I'm trying to make a table and mysql is giving me this error:

#1005 - Can't create table 'likes.users' (errno: 150)

That would be great to see a website that explains mysql errors like this for oracle http://ora-code.com/

CREATE TABLE IF NOT EXISTS `users` (
 `user_id` int(2) NOT NULL AUTO_INCREMENT,
 `username` varchar(20) NOT NULL,
 `article_id` int(11) NOT NULL,
 PRIMARY KEY (`user_id`),
 CONSTRAINT `fk_article_id` FOREIGN KEY (`article_id`) REFERENCES `articles` (`article_id`)  ON DELETE SET NULL ON UPDATE CASCADE
) ENGINE=InnoDB AUTO_INCREMENT=12 DEFAULT CHARSET=latin1

I can't see anything wrong with the create statement.

I personally don't see anything wrong with the syntax or the foreign keys that I am trying to make. Can you pick any error in the create statement?

Thanks, pal.

Yes, I do have another table called articles. Therefore, mySQL server shouldn't refuse my request.

Perhaps a mismatch in columns types (guessing here) ? Is there already data in articles ?

It doesn't contain any data.

I just tried to run the following on my test database, and it executes just fine.

CREATE TABLE IF NOT EXISTS `articles` (
  `article_id` INT(11) NOT NULL AUTO_INCREMENT,
  PRIMARY KEY (`article_id`)
) ENGINE=INNODB DEFAULT CHARSET=latin1;

CREATE TABLE IF NOT EXISTS `users` (
  `user_id` INT(2) NOT NULL AUTO_INCREMENT,
  `username` VARCHAR(20) NOT NULL,
  `article_id` INT(11) NOT NULL,
  PRIMARY KEY (`user_id`),
  CONSTRAINT `fk_article_id` 
    FOREIGN KEY (`article_id`) 
    REFERENCES `articles` (`article_id`)  
    ON UPDATE CASCADE
) ENGINE=INNODB AUTO_INCREMENT=12 DEFAULT CHARSET=latin1;

The ON DELETE SET NULL is not possible. Your article_id is set to NOT NULL. This is causing the issues.
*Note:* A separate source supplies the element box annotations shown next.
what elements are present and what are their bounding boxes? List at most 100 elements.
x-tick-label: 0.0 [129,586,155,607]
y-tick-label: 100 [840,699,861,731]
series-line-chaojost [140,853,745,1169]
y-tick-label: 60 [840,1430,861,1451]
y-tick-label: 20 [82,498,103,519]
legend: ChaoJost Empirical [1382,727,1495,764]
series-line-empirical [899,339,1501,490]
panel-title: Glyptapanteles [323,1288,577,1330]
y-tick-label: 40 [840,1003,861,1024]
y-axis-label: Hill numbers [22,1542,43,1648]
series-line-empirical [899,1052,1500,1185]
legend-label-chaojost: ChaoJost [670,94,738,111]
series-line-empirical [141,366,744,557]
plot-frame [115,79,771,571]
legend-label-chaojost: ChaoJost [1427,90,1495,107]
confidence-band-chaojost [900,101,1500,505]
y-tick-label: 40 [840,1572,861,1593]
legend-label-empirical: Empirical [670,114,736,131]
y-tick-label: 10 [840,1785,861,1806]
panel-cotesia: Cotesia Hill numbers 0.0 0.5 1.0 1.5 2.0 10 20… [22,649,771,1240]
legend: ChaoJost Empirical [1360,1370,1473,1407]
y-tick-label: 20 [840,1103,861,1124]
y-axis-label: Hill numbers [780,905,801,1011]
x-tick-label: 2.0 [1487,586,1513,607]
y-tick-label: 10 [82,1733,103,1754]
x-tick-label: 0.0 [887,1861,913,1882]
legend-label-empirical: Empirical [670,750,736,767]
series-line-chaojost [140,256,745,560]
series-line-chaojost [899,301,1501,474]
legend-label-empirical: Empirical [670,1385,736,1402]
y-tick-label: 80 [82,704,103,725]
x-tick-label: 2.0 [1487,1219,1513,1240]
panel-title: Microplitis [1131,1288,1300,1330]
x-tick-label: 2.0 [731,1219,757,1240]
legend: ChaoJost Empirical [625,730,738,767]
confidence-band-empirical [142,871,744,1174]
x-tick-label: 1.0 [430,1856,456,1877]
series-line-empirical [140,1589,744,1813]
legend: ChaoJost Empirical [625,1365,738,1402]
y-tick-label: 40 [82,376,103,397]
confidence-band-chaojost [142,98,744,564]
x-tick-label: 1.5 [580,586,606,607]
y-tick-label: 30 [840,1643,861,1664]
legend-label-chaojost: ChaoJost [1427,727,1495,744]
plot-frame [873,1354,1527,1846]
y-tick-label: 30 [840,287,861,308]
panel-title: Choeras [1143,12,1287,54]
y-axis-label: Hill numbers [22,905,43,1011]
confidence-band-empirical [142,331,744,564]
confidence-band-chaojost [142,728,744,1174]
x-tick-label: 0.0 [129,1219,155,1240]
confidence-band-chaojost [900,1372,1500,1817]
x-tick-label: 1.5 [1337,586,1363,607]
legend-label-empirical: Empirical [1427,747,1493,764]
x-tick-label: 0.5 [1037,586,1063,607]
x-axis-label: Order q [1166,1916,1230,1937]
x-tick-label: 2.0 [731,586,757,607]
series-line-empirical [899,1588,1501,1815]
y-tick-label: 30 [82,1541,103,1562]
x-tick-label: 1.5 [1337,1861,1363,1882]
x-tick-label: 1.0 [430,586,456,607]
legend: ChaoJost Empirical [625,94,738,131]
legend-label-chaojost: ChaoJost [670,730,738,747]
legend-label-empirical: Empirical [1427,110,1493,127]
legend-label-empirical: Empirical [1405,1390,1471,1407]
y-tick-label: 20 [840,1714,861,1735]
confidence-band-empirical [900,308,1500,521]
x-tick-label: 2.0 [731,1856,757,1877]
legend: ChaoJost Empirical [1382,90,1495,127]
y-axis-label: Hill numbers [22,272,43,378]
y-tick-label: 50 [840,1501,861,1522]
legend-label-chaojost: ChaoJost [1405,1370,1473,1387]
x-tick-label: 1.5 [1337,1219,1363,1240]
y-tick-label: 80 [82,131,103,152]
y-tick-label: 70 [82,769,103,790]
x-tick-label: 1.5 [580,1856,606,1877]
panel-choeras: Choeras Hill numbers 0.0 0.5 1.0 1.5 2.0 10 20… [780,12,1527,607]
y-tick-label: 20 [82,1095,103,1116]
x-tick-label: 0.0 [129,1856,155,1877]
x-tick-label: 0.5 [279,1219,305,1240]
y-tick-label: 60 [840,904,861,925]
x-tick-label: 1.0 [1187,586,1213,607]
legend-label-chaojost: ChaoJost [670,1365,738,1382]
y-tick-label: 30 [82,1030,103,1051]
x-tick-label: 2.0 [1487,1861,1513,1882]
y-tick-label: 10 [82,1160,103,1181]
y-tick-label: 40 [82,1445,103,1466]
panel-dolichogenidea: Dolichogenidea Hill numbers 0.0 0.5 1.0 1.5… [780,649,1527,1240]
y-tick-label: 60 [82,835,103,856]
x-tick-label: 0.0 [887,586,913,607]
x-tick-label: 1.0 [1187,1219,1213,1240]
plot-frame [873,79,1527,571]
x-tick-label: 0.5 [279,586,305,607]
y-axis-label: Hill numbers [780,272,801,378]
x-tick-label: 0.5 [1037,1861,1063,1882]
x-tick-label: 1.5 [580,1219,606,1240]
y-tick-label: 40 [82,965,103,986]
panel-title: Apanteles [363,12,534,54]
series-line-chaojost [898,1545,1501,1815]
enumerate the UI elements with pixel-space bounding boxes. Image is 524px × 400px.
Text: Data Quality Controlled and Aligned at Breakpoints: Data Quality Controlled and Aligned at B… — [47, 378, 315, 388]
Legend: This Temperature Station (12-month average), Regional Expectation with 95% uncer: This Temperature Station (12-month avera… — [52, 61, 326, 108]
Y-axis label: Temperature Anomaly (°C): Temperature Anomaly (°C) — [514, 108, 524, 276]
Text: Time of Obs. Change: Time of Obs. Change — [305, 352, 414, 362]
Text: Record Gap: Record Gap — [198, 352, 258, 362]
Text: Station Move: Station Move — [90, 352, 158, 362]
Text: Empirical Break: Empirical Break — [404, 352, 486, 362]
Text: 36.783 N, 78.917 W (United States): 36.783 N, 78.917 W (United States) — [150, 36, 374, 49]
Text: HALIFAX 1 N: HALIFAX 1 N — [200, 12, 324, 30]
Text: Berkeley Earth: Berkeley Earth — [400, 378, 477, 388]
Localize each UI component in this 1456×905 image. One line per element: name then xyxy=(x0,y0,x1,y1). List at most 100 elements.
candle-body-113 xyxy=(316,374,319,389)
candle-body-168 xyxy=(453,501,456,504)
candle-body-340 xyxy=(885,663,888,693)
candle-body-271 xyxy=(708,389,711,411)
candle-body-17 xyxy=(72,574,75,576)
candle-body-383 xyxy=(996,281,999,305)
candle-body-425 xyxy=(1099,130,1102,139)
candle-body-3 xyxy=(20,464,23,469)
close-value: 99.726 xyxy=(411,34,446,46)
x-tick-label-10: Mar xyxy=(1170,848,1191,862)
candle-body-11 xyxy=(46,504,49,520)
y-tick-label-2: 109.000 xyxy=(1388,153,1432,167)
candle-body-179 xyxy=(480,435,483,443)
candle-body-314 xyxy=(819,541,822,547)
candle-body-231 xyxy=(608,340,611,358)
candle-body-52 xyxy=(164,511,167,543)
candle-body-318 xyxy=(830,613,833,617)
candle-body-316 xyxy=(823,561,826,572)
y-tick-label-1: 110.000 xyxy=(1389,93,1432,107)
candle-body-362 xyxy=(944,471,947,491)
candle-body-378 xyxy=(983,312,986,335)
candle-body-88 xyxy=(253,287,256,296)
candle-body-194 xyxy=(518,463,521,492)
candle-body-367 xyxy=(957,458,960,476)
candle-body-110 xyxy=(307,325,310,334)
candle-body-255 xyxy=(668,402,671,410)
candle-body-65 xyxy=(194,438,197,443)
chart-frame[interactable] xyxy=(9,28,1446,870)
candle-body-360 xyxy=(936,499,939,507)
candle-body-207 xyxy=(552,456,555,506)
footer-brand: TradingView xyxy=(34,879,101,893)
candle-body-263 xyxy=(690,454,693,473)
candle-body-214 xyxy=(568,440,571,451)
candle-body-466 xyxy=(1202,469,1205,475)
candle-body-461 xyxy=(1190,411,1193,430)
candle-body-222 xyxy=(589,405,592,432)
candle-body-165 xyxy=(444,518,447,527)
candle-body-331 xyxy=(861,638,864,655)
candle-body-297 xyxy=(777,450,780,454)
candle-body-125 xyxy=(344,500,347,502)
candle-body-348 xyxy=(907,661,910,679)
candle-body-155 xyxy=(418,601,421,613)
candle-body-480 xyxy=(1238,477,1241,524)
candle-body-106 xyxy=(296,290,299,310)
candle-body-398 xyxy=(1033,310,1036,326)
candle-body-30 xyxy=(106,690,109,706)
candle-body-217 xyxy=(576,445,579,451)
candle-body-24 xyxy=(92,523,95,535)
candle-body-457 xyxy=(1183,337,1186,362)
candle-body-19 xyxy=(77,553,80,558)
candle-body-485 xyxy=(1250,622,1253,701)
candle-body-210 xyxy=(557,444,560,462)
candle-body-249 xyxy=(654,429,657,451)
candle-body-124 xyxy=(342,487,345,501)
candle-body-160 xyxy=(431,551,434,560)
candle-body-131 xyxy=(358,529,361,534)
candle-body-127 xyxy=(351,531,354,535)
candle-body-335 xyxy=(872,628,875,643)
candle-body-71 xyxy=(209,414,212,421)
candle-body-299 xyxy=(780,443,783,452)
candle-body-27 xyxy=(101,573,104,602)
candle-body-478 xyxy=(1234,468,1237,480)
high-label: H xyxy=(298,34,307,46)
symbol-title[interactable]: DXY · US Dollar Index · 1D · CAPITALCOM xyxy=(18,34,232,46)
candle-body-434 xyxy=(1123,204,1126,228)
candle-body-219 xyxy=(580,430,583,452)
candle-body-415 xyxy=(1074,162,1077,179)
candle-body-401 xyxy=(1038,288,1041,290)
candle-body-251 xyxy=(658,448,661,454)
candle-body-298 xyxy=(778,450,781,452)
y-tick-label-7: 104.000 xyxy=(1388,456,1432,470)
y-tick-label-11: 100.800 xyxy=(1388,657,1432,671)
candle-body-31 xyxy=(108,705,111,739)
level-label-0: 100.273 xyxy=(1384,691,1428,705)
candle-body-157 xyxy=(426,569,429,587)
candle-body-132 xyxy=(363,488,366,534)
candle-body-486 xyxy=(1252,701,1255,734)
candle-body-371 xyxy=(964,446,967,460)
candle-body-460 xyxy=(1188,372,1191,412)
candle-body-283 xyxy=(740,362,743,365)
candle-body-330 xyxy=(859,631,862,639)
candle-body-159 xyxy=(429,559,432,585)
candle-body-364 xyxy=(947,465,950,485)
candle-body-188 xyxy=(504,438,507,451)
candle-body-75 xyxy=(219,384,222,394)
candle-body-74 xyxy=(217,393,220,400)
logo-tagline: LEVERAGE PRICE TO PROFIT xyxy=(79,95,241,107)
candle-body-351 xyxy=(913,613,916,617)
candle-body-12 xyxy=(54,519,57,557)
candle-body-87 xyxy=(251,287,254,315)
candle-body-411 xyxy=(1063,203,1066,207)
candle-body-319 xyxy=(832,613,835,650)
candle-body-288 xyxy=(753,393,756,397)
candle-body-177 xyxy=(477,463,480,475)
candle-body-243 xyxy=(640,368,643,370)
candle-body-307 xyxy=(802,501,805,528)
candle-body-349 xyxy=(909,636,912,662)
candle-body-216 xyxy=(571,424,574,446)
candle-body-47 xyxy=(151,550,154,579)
From line 11 to 14, Would that be problematic to have all these SQL statements on just one line? (that is what I initially had)

What does this line mean? AUTO_INCREMENT=12?

No, spacing doesn't matter, I just added that for readability.

That means the next auto id generated will be 12, remove that if you want to start at 1 again.

Thanks for explainin that to me. Now, I created the foreign keys that I needed for the tables. However, I was unable to add/specify restriction on the keys. ON UPDATE CASCADE ON DELETE SET NULL .. I don't know why mysql isn't happy to accept my commands.

I don't want to recreate the FKs. I just want to modify them to add these properties in ON DELETE SET NULL and so on. Is there a modify-constraint statement?

If you change `article_id` INT(11) NULL in users then it should work.

I created the foreign key on article_id. But, I couldn't specify this property at the time of creation. ON UPDATE CASCADE.